Les workspaces Terraform

35 min de lecture

logo terraform

Un workspace Terraform donne à une même configuration plusieurs instances d'état. Un seul jeu de fichiers .tf, plusieurs états logiques, et une expression, terraform.workspace, pour adapter ce que la configuration produit. Le workspace default existe dès le premier init, et les autres se créent avec terraform workspace new.
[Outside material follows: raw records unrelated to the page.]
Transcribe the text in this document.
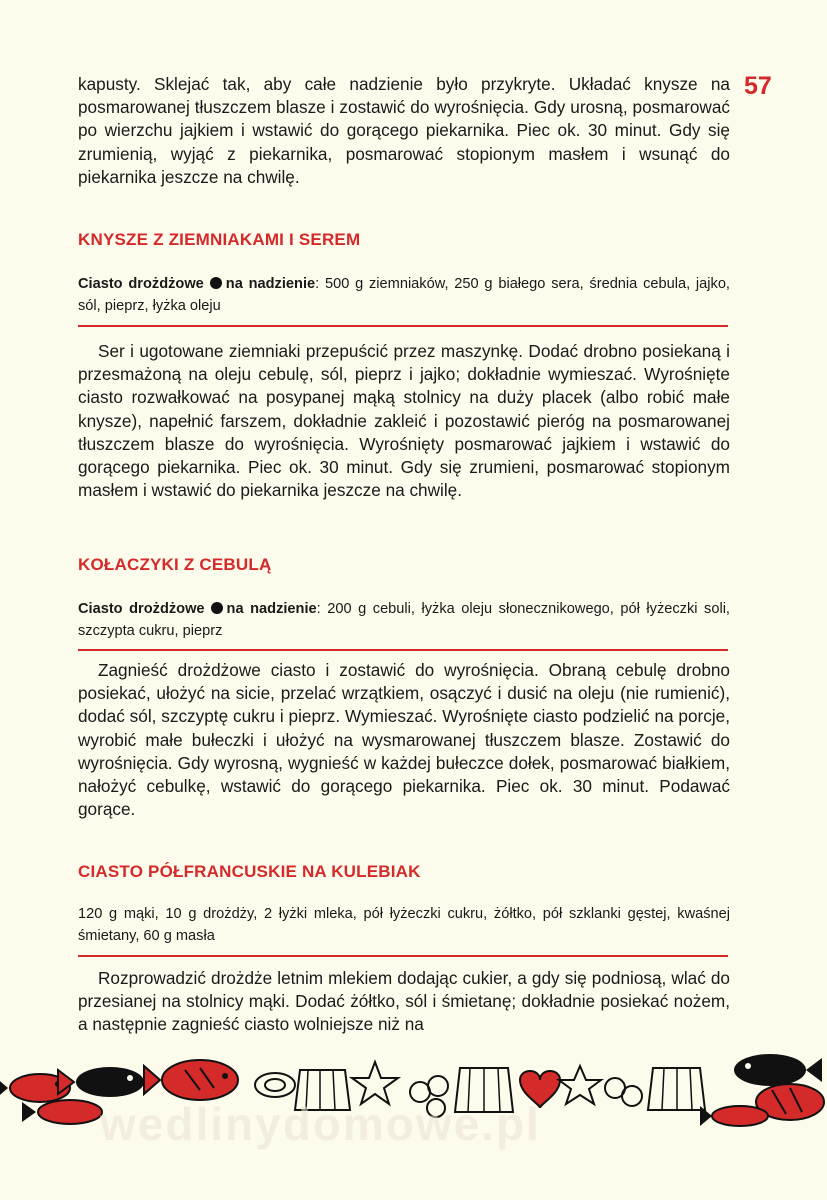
57

kapusty. Sklejać tak, aby całe nadzienie było przykryte. Układać knysze na posmarowanej tłuszczem blasze i zostawić do wyrośnięcia. Gdy urosną, posmarować po wierzchu jajkiem i wstawić do gorącego piekarnika. Piec ok. 30 minut. Gdy się zrumienią, wyjąć z piekarnika, posmarować stopionym masłem i wsunąć do piekarnika jeszcze na chwilę.

KNYSZE Z ZIEMNIAKAMI I SEREM
Ciasto drożdżowe na nadzienie: 500 g ziemniaków, 250 g białego sera, średnia cebula, jajko, sól, pieprz, łyżka oleju

Ser i ugotowane ziemniaki przepuścić przez maszynkę. Dodać drobno posiekaną i przesmażoną na oleju cebulę, sól, pieprz i jajko; dokładnie wymieszać. Wyrośnięte ciasto rozwałkować na posypanej mąką stolnicy na duży placek (albo robić małe knysze), napełnić farszem, dokładnie zakleić i pozostawić pieróg na posmarowanej tłuszczem blasze do wyrośnięcia. Wyrośnięty posmarować jajkiem i wstawić do gorącego piekarnika. Piec ok. 30 minut. Gdy się zrumieni, posmarować stopionym masłem i wstawić do piekarnika jeszcze na chwilę.

KOŁACZYKI Z CEBULĄ
Ciasto drożdżowe na nadzienie: 200 g cebuli, łyżka oleju słonecznikowego, pół łyżeczki soli, szczypta cukru, pieprz

Zagnieść drożdżowe ciasto i zostawić do wyrośnięcia. Obraną cebulę drobno posiekać, ułożyć na sicie, przelać wrzątkiem, osączyć i dusić na oleju (nie rumienić), dodać sól, szczyptę cukru i pieprz. Wymieszać. Wyrośnięte ciasto podzielić na porcje, wyrobić małe bułeczki i ułożyć na wysmarowanej tłuszczem blasze. Zostawić do wyrośnięcia. Gdy wyrosną, wygnieść w każdej bułeczce dołek, posmarować białkiem, nałożyć cebulkę, wstawić do gorącego piekarnika. Piec ok. 30 minut. Podawać gorące.

CIASTO PÓŁFRANCUSKIE NA KULEBIAK
120 g mąki, 10 g drożdży, 2 łyżki mleka, pół łyżeczki cukru, żółtko, pół szklanki gęstej, kwaśnej śmietany, 60 g masła

Rozprowadzić drożdże letnim mlekiem dodając cukier, a gdy się podniosą, wlać do przesianej na stolnicy mąki. Dodać żółtko, sól i śmietanę; dokładnie posiekać nożem, a następnie zagnieść ciasto wolniejsze niż na

wedlinydomowe.pl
Tout ce qui suit a été exécuté sur Terraform v1.15.4, messages et codes de retour compris. Deux idées répandues n'y survivent pas, celle du workspace default qu'on pourrait supprimer en basculant ailleurs, et celle du delete qui détruirait ce que le workspace gérait.

  • Créer, lister et sélectionner un workspace
  • Terraform range les états, et il range la sélection courante
  • Dériver le nommage et le dimensionnement de terraform.workspace
  • Sélectionner un workspace sans interaction, pour une chaîne d'intégration
  • Retirer un workspace sans laisser d'objet orphelin
  • Reconnaître les cas où un workspace n'est pas la bonne réponse
  • Terraform 1.11 ou plus récent (installer Terraform). Les mesures viennent de la branche stable du moment, 1.15.x.
  • Comprendre le state Terraform, puisqu'un workspace n'isole que cela.

Trois commandes suffisent à tout le cycle courant.

  1. Lister ce qui existe. L'astérisque marque le workspace courant :

    Fenêtre de terminal
    terraform workspace list
    * default
  2. Créer un workspace, ce qui bascule dessus dans la foulée :

    Fenêtre de terminal
    terraform workspace new dev
    Created and switched to workspace "dev"!
    You're now on a new, empty workspace. Workspaces isolate their state,
    so if you run "terraform plan" Terraform will not see any existing state
    for this configuration.
  3. Basculer vers un workspace existant :

    Fenêtre de terminal
    terraform workspace select default
    Switched to workspace "default".

    Si le workspace n'existe pas, Terraform le dit et propose les deux issues :

    Workspace "recette" doesn't exist.
    You can create this workspace with the "new" subcommand
    or include the "-or-create" flag with the "select" subcommand.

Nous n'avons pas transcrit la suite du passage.